Now with more than 12,000 users in over 120 countries, the Toolkit is a web-based distribution point for hydrological, ecological and catchment management models, databases and other resources useful to all involved in land and water management or related areas of R&D.
What's on offer
- Refine knowledge base searches to your theme area or of interest
- Access discussion forums for sharing ideas on water management issues
- View tools related to your theme of interest
- Find geographically relevant resources via map searches
- Utilise online tools
Please note: some of the features listed above are restricted to Toolkit members. There is no charge to join the Toolkit, so why not become a member and access them all?
Purpose and target users
The Toolkit lets people working in water and catchment management to trial and adopt decision and analysis tools, backed by a library of technical information.

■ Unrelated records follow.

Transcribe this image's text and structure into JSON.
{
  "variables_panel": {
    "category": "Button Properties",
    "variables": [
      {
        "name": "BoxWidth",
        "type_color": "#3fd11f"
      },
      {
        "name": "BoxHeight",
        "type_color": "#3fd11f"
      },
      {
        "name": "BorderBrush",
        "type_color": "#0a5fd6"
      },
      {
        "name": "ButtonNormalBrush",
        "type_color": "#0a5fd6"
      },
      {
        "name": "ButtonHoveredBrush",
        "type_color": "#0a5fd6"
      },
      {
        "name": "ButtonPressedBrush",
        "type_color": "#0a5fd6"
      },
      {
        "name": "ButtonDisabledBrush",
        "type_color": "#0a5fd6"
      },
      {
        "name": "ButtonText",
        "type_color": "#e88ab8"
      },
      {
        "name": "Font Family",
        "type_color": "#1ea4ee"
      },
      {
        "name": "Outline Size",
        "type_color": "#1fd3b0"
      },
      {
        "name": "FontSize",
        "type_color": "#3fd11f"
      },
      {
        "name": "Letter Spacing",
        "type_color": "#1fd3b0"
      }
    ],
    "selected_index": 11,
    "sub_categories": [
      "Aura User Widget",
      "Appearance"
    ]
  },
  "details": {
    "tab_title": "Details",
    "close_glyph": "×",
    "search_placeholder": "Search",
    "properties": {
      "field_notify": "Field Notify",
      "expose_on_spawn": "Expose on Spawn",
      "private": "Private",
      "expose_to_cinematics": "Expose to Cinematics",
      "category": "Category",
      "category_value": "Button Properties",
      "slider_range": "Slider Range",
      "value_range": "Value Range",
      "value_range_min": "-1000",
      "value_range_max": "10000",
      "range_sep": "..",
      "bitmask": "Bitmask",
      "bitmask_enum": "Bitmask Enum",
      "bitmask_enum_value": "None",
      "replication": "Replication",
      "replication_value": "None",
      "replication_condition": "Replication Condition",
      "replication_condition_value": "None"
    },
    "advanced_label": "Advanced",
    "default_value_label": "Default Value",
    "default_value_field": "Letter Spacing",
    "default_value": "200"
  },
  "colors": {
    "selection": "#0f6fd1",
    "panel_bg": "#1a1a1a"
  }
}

Become a Toolkit member to be part of best-practice thinking, find a repertoire of resources, and share experiences, tools, and fresh ways of addressing recurring problems.
The Toolkit contains the popular tools RAP, RRL, Aquacycle, CLASS and SedNet as well as information on TIME (The Invisible Modelling Environment), a code-base and algorithm library.
The tools help predict the multiple impacts of land and water management decisions across an entire catchment. They are designed for analysis of catchments, rivers, terrain, ecological response, urban water, vegetation, water quality and quantity and water trading.
With its protocols and underlying philosophy of supporting users, the Toolkit has become more than a collection of software.
Not only does it put water and catchment research directly into the hands of the water management industry and researchers, it has also generated a community of practice in catchment and water management and research.
It now also offers resources on five themes: urban water, river management, ecology and restoration, catchment modelling, monitoring and assessment. Resources include documents and weblinks.
Throughout its life online to date, including several iterations, the eWater Toolkit has proved to be unlike anything else in the water management field.
The eWater Toolkit currently contains software, databases and information resources concerned with hydrology, catchment management, and freshwater ecology, in urban and rural environments.
In total, the Toolkit delivers around 24 software tools that are freely available.
History and future
The Toolkit was first released in 2003 by the CRC for Catchment Hydrology (CRCCH) as the Catchment Modelling Toolkit.
Since that time, the Toolkit has become the home of a wide range of tools related to water modelling and management activities.
Now supported by eWater, the scope of the Toolkit has become broader to encompass a range of information resources on a wider range of water management topics.
Following redevelopment activities by the eWater CRC in 2008, the site aims to build on its existing activities and provide a base for water resource sector participants to form communities where information and tools can be shared and maintained for many years to come.